Долго никто не произносил ни слова. Доктор Гуд внимательно рассматривал священника с хмурой усмешкой.

– Вам бы романы писать, – наконец сказал он, – с вашим-то воображением. Только вы забыли об одном. У якобы несуществующего господина в цилиндре есть фамилия – Ронил, и мисс Мак-Наб отчетливо слышала, как мистер Тодхантер произносил ее.

Преподобный Браун как-то по-детски захихикал.

– Это, – сказал он, – самое смешное во всей этой смешной истории. Когда наш жонглер поочередно подбрасывал в воздух три стакана, он считал, когда каждый из них ложился ему в руку или падал. На самом деле произносил он примерно следующее: «Один, два, три… Уронил. Один, два… Уронил», и так далее.

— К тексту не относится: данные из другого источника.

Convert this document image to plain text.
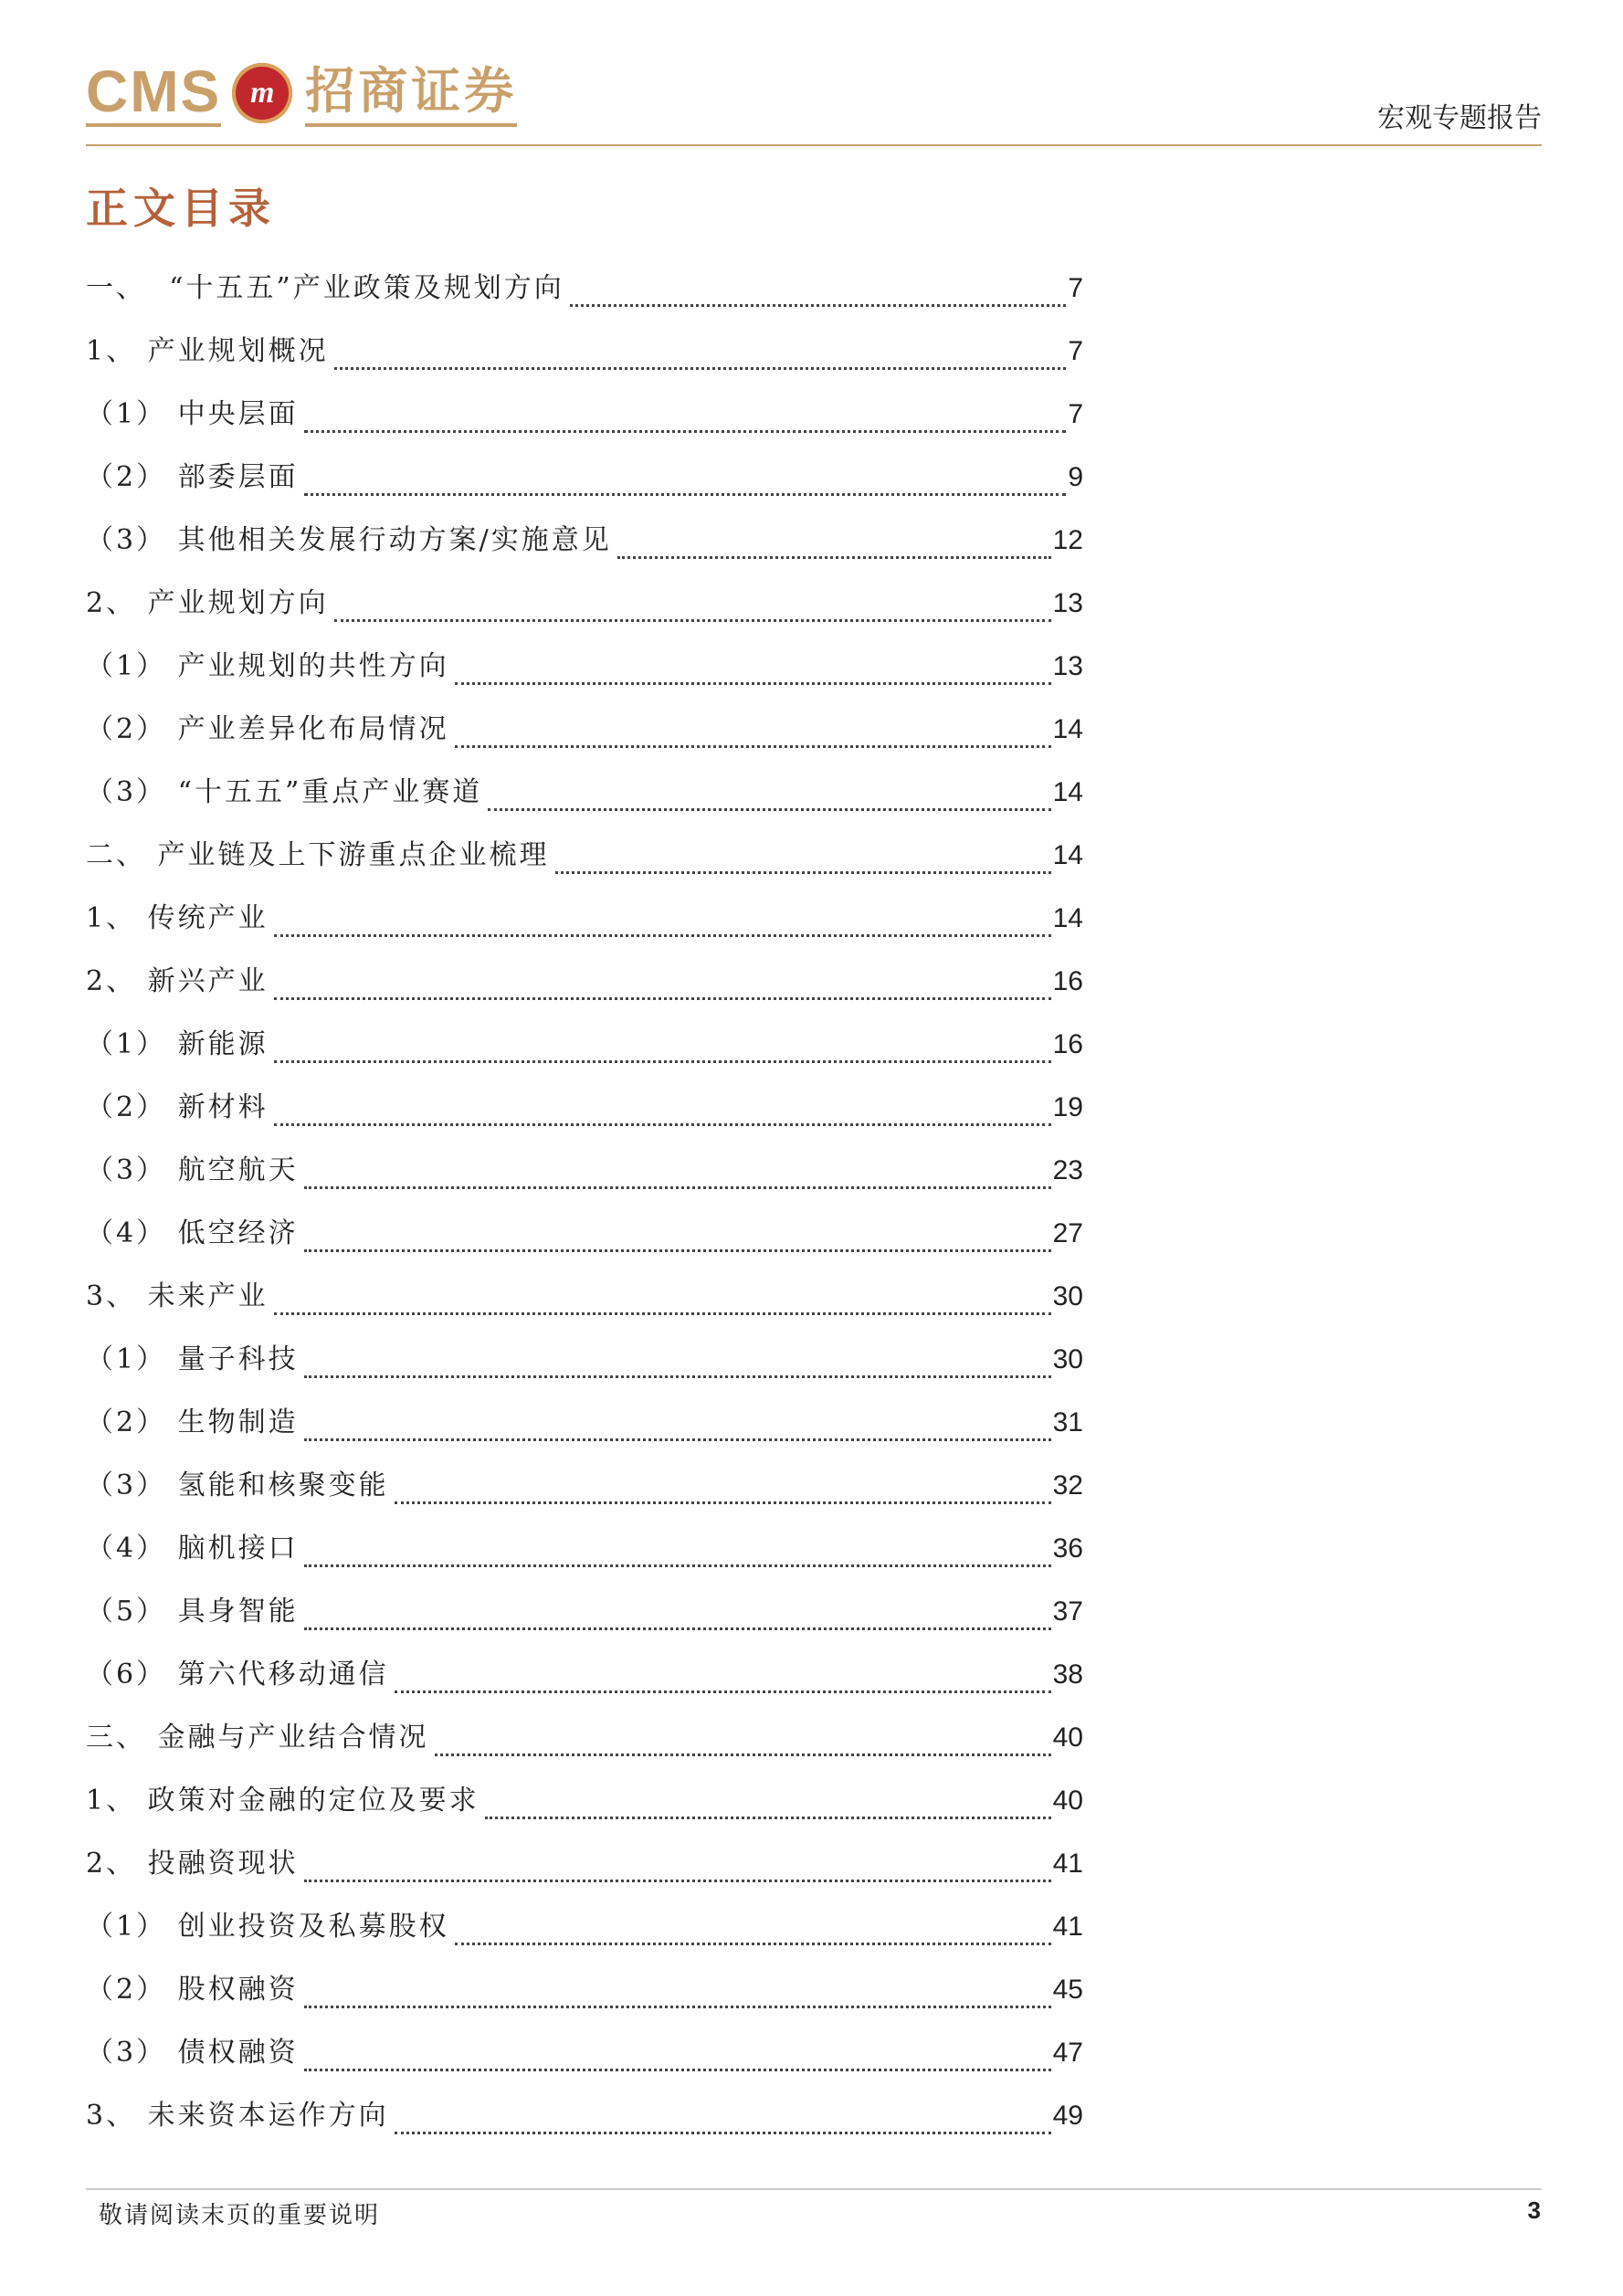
CMS m 招商证券	宏观专题报告
正文目录
一、  “十五五”产业政策及规划方向	7
1、 产业规划概况	7
（1） 中央层面	7
（2） 部委层面	9
（3） 其他相关发展行动方案/实施意见	12
2、 产业规划方向	13
（1） 产业规划的共性方向	13
（2） 产业差异化布局情况	14
（3） “十五五”重点产业赛道	14
二、 产业链及上下游重点企业梳理	14
1、 传统产业	14
2、 新兴产业	16
（1） 新能源	16
（2） 新材料	19
（3） 航空航天	23
（4） 低空经济	27
3、 未来产业	30
（1） 量子科技	30
（2） 生物制造	31
（3） 氢能和核聚变能	32
（4） 脑机接口	36
（5） 具身智能	37
（6） 第六代移动通信	38
三、 金融与产业结合情况	40
1、 政策对金融的定位及要求	40
2、 投融资现状	41
（1） 创业投资及私募股权	41
（2） 股权融资	45
（3） 债权融资	47
3、 未来资本运作方向	49
敬请阅读末页的重要说明	3
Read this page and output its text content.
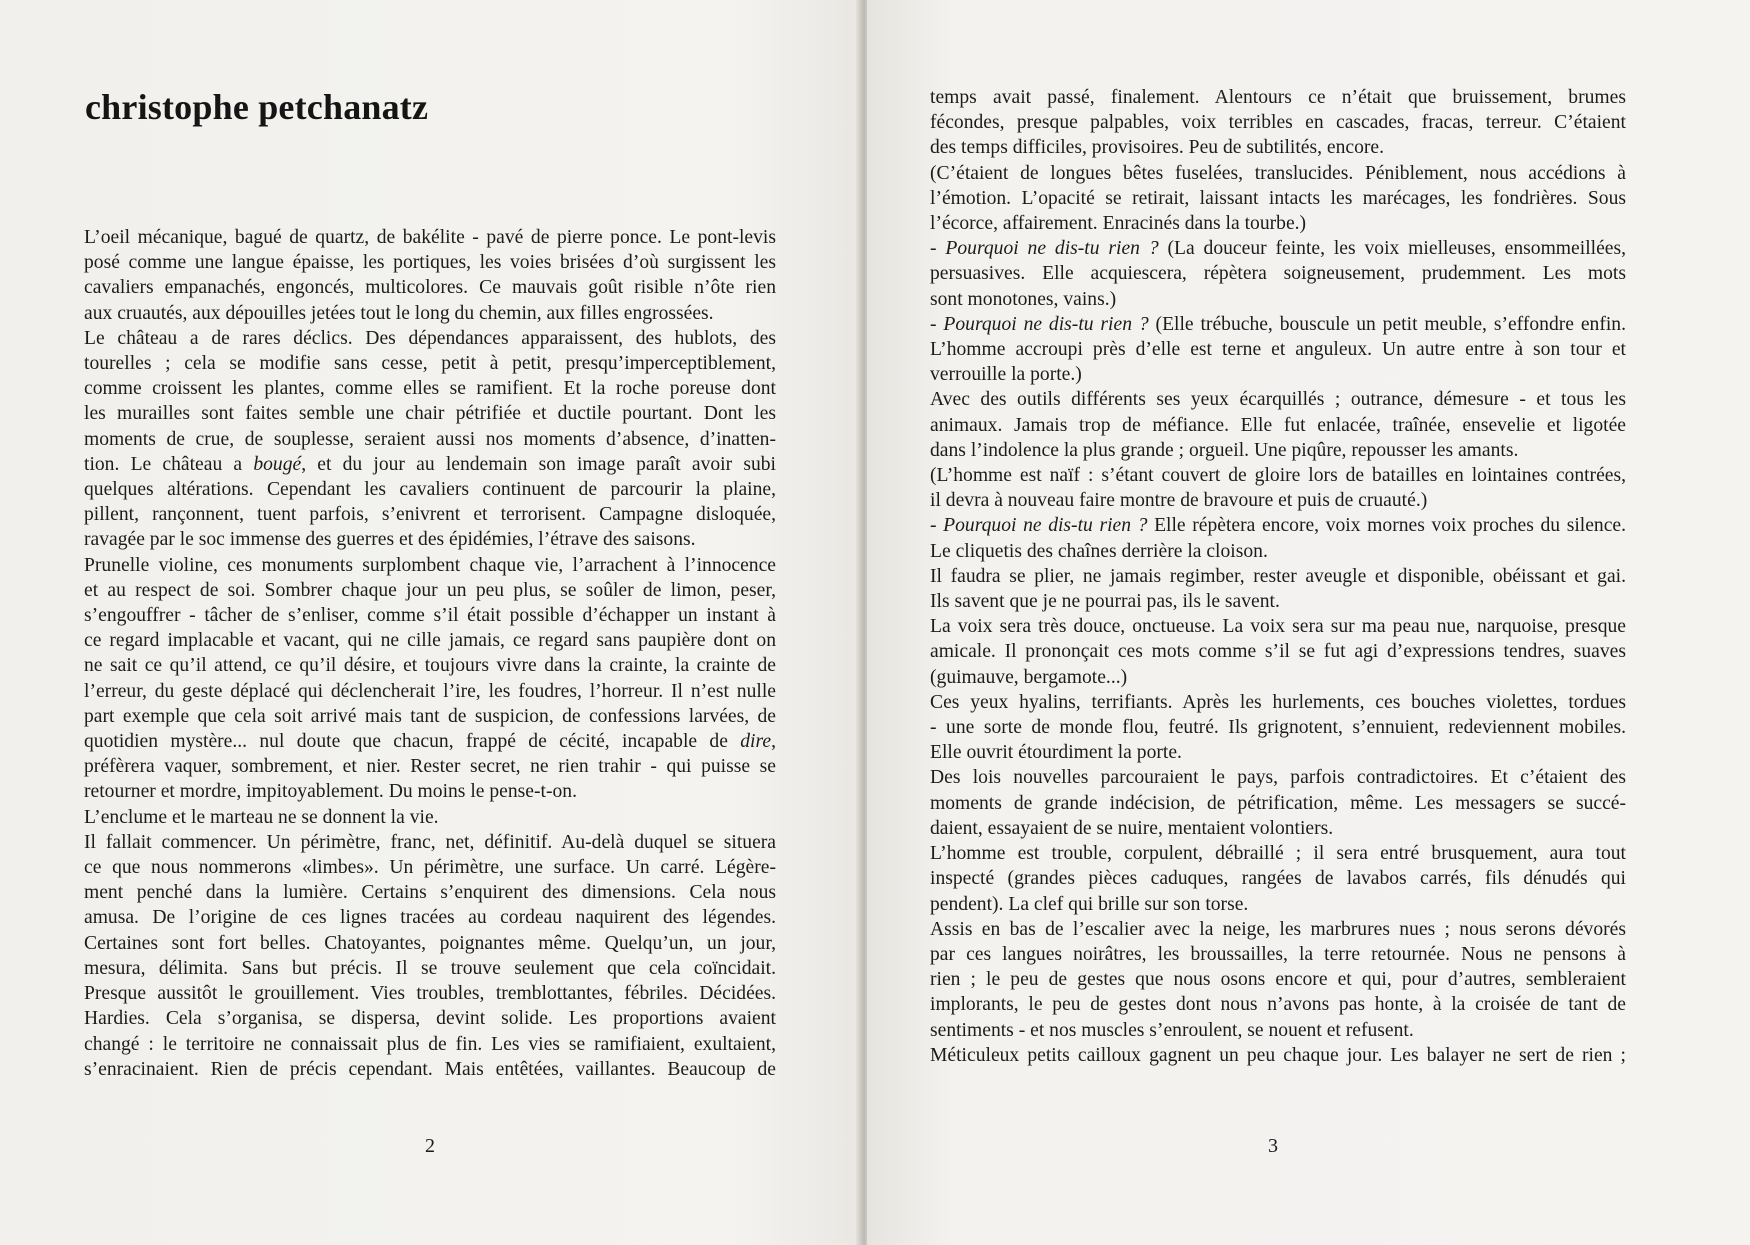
christophe petchanatz
L’oeil mécanique, bagué de quartz, de bakélite - pavé de pierre ponce. Le pont-levis
posé comme une langue épaisse, les portiques, les voies brisées d’où surgissent les
cavaliers empanachés, engoncés, multicolores. Ce mauvais goût risible n’ôte rien
aux cruautés, aux dépouilles jetées tout le long du chemin, aux filles engrossées.
Le château a de rares déclics. Des dépendances apparaissent, des hublots, des
tourelles ; cela se modifie sans cesse, petit à petit, presqu’imperceptiblement,
comme croissent les plantes, comme elles se ramifient. Et la roche poreuse dont
les murailles sont faites semble une chair pétrifiée et ductile pourtant. Dont les
moments de crue, de souplesse, seraient aussi nos moments d’absence, d’inatten-
tion. Le château a bougé, et du jour au lendemain son image paraît avoir subi
quelques altérations. Cependant les cavaliers continuent de parcourir la plaine,
pillent, rançonnent, tuent parfois, s’enivrent et terrorisent. Campagne disloquée,
ravagée par le soc immense des guerres et des épidémies, l’étrave des saisons.
Prunelle violine, ces monuments surplombent chaque vie, l’arrachent à l’innocence
et au respect de soi. Sombrer chaque jour un peu plus, se soûler de limon, peser,
s’engouffrer - tâcher de s’enliser, comme s’il était possible d’échapper un instant à
ce regard implacable et vacant, qui ne cille jamais, ce regard sans paupière dont on
ne sait ce qu’il attend, ce qu’il désire, et toujours vivre dans la crainte, la crainte de
l’erreur, du geste déplacé qui déclencherait l’ire, les foudres, l’horreur. Il n’est nulle
part exemple que cela soit arrivé mais tant de suspicion, de confessions larvées, de
quotidien mystère... nul doute que chacun, frappé de cécité, incapable de dire,
préfèrera vaquer, sombrement, et nier. Rester secret, ne rien trahir - qui puisse se
retourner et mordre, impitoyablement. Du moins le pense-t-on.
L’enclume et le marteau ne se donnent la vie.
Il fallait commencer. Un périmètre, franc, net, définitif. Au-delà duquel se situera
ce que nous nommerons «limbes». Un périmètre, une surface. Un carré. Légère-
ment penché dans la lumière. Certains s’enquirent des dimensions. Cela nous
amusa. De l’origine de ces lignes tracées au cordeau naquirent des légendes.
Certaines sont fort belles. Chatoyantes, poignantes même. Quelqu’un, un jour,
mesura, délimita. Sans but précis. Il se trouve seulement que cela coïncidait.
Presque aussitôt le grouillement. Vies troubles, tremblottantes, fébriles. Décidées.
Hardies. Cela s’organisa, se dispersa, devint solide. Les proportions avaient
changé : le territoire ne connaissait plus de fin. Les vies se ramifiaient, exultaient,
s’enracinaient. Rien de précis cependant. Mais entêtées, vaillantes. Beaucoup de
2
temps avait passé, finalement. Alentours ce n’était que bruissement, brumes
fécondes, presque palpables, voix terribles en cascades, fracas, terreur. C’étaient
des temps difficiles, provisoires. Peu de subtilités, encore.
(C’étaient de longues bêtes fuselées, translucides. Péniblement, nous accédions à
l’émotion. L’opacité se retirait, laissant intacts les marécages, les fondrières. Sous
l’écorce, affairement. Enracinés dans la tourbe.)
- Pourquoi ne dis-tu rien ? (La douceur feinte, les voix mielleuses, ensommeillées,
persuasives. Elle acquiescera, répètera soigneusement, prudemment. Les mots
sont monotones, vains.)
- Pourquoi ne dis-tu rien ? (Elle trébuche, bouscule un petit meuble, s’effondre enfin.
L’homme accroupi près d’elle est terne et anguleux. Un autre entre à son tour et
verrouille la porte.)
Avec des outils différents ses yeux écarquillés ; outrance, démesure - et tous les
animaux. Jamais trop de méfiance. Elle fut enlacée, traînée, ensevelie et ligotée
dans l’indolence la plus grande ; orgueil. Une piqûre, repousser les amants.
(L’homme est naïf : s’étant couvert de gloire lors de batailles en lointaines contrées,
il devra à nouveau faire montre de bravoure et puis de cruauté.)
- Pourquoi ne dis-tu rien ? Elle répètera encore, voix mornes voix proches du silence.
Le cliquetis des chaînes derrière la cloison.
Il faudra se plier, ne jamais regimber, rester aveugle et disponible, obéissant et gai.
Ils savent que je ne pourrai pas, ils le savent.
La voix sera très douce, onctueuse. La voix sera sur ma peau nue, narquoise, presque
amicale. Il prononçait ces mots comme s’il se fut agi d’expressions tendres, suaves
(guimauve, bergamote...)
Ces yeux hyalins, terrifiants. Après les hurlements, ces bouches violettes, tordues
- une sorte de monde flou, feutré. Ils grignotent, s’ennuient, redeviennent mobiles.
Elle ouvrit étourdiment la porte.
Des lois nouvelles parcouraient le pays, parfois contradictoires. Et c’étaient des
moments de grande indécision, de pétrification, même. Les messagers se succé-
daient, essayaient de se nuire, mentaient volontiers.
L’homme est trouble, corpulent, débraillé ; il sera entré brusquement, aura tout
inspecté (grandes pièces caduques, rangées de lavabos carrés, fils dénudés qui
pendent). La clef qui brille sur son torse.
Assis en bas de l’escalier avec la neige, les marbrures nues ; nous serons dévorés
par ces langues noirâtres, les broussailles, la terre retournée. Nous ne pensons à
rien ; le peu de gestes que nous osons encore et qui, pour d’autres, sembleraient
implorants, le peu de gestes dont nous n’avons pas honte, à la croisée de tant de
sentiments - et nos muscles s’enroulent, se nouent et refusent.
Méticuleux petits cailloux gagnent un peu chaque jour. Les balayer ne sert de rien ;
3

Снова в комнате ненадолго наступила тишина, а потом все разом захохотали. Тут фигура в углу легко сбросила с себя веревки, те кольцами упали на пол, фокусник вышел на середину комнаты, поклонился, достал из кармана и развернул большую сложенную в несколько раз афишу, объявлявшую о том, что первое представление новой программы знаменитого ЗАЛАДИНА, величайшего в мире фокусника, гуттаперчевого акробата, чревовещателя и человека-кенгуру, начнется в «Импайр-павильон», Скарборо, в следующий понедельник ровно в восемь часов пополудни.

47

Скандинавское мифическое морское чудовище, изображавшееся в виде живого острова или огромного осьминога.

48

Знаменитые американские братья-фокусники, жившие в XIX в., которые давали представления во многих городах США и уверяли зрителей, что выбраться из пут и веревок им помогают потусторонние силы.